Cyber represents a model implementation that seamlessly integrates state-of-the-art (SOTA) world models with the proposed CyberOrigin Dataset, pushing the boundaries of artificial intelligence and machine learning.
Follow this document to train the models using our readily-available data or adapt your data for training.
Our data includes information from home services, the logistics industry, and laboratory scenarios. For more details, please refer to our Offical Data Website.
-
Format & Description
Currently, the dataset contains image tokens generated by Magvit2. For more information, please refer to the dataset card on Huggingface. -
Download the Dataset
The dataset is currently available on Huggingface.- 🤗 Pipette
- 🤗 Take Item
- 🤗 Twist Tube
- 🤗 Fold Towels
You can download the dataset using the following command:
bash ../scripts/download_dataset.sh
- Visualize the Dataset
You can visualize the dataset using this notebook. Make sure to install the jupyter before running the notebook.pip install jupyter notebook
bash ../scripts/download_dataset.sh
python models/world/train_world.py --train-config-path configs/models/world/world_model.yaml --model-config-path configs/models/world/MagVIT_Genie.yaml
Note: The model will train on the default configuration provided.
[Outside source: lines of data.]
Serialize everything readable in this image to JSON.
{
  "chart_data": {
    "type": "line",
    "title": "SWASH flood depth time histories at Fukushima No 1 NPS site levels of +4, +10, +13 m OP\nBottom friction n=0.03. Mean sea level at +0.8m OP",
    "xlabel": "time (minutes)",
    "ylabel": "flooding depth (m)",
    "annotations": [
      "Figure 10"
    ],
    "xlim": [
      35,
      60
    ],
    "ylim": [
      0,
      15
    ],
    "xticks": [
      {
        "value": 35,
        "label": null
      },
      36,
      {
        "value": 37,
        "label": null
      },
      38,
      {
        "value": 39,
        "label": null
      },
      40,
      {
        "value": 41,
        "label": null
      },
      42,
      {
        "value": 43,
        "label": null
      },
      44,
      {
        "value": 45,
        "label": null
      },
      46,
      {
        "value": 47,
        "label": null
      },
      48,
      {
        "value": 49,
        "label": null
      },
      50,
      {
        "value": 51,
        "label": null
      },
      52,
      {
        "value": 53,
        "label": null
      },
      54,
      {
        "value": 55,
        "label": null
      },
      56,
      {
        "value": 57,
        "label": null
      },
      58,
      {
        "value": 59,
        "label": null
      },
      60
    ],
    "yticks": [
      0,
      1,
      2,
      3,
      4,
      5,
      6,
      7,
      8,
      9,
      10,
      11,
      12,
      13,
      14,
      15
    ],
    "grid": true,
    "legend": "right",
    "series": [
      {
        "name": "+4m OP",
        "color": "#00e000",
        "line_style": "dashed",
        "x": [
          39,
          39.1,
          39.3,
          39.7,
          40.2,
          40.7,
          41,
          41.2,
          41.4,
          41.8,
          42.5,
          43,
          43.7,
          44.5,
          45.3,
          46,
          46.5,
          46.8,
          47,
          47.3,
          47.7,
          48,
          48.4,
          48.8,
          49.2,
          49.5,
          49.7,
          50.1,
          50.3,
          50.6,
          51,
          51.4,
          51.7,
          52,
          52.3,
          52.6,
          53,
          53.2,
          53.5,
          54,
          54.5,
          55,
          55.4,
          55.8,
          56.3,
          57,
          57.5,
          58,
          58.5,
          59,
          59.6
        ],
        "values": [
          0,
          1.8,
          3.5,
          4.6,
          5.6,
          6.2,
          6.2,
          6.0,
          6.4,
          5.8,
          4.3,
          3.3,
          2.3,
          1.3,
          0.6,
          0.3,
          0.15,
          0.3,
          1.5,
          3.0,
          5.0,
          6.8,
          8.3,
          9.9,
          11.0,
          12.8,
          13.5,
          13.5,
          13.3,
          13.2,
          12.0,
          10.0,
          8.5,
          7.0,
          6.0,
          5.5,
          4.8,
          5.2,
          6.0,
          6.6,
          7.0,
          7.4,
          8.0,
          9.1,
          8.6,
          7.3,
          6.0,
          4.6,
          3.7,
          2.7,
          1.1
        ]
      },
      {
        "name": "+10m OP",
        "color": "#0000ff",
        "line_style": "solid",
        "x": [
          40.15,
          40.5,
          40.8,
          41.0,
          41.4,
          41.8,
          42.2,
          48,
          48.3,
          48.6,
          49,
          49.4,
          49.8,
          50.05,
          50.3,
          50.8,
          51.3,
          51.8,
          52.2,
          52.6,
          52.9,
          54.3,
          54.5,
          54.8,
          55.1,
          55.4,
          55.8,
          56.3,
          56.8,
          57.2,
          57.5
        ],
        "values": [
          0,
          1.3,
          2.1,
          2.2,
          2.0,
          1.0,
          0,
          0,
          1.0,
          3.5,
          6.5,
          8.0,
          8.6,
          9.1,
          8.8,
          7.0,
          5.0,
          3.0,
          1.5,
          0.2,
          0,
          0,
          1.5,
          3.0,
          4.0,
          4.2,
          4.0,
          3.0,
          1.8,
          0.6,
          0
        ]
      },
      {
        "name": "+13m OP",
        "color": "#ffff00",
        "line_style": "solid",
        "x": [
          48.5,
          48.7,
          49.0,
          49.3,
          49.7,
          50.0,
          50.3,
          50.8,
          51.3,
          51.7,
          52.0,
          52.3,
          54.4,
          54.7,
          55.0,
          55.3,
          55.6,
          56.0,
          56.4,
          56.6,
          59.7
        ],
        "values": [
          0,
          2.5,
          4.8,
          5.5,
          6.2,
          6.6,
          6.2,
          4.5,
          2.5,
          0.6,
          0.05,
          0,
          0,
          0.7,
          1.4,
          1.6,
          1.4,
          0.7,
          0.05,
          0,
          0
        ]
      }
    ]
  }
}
The code is adapted from 1x's implementation of GENIE. The model is based on an ST-transformer architecture that predicts the next frame given the previous frames.
Model parameters tuning
The detailed configuration file is provided in the configs/models/world
folder.
{
"num_layers": 32, // number of ST-transformer blocks
"num_heads": 8, // number of heads in multi-head attention
"d_model": 256, // dimension of the model latent
"T": 16, // number of frames in the input sequence
"S": 256, // number of tokens in the input sequence S=16x16
"image_vocab_size": 262144, // codebook size for the image tokens
"use_mup": false, // whether to use MUP
"num_factored_vocabs": 2, // number of factored vocabularies
"qkv_bias": false, // whether to use bias in qkv projection
"proj_bias": true, // whether to use bias in projection
"attn_drop": 0, // dropout rate in attention
"qk_norm": false, // whether to normalize qk
"mlp_ratio": 4, // ratio of hidden size to model latent size in MLP
"mlp_drop": 0, // dropout rate in MLP
"mlp_bias": true // whether to use bias in MLP
}
It is recommended to only modify the first three parameters to adjust model size.
Training parameters tuning
Please refer to the help message for hyperparameter descriptions
python models/world/train.py -h
Code is modified from 1XGPT and Open-MAGVIT2 but removed unnecessary files and code.
Pretrained checkpoint
Download the checkpoint HERE Or run the command:
huggingface-cli download 1x-technologies/worldmodel magvit2.ckpt --repo-type dataset --local-dir ./experiments/
Try with our provided samples
We provide the notebook you can try to compress and decompress your video. Please try autoencoder_demo.ipynb and follow the instructions.
Compress your video data
root-folder
└── subfolder1/
├── color(videos inside)
├── 1b17c56e-02acc10001.mp4
├── 0ce6190f-02acc11002.mp4
├── ...
├── ...
└── subfolder2/
├── ...
Make sure your datasets are the same as the structure above.
python experiments/compress_video.py --root_path /path/to/root/folder --ckpt_path experiments/magvit2.ckpt --output_path /path/to/output/folder
videos.bin
metadata.json
segment_ids.bin
will be generated in output_path/date_folder/compressed
, you can decompress it and check the reconstructed video.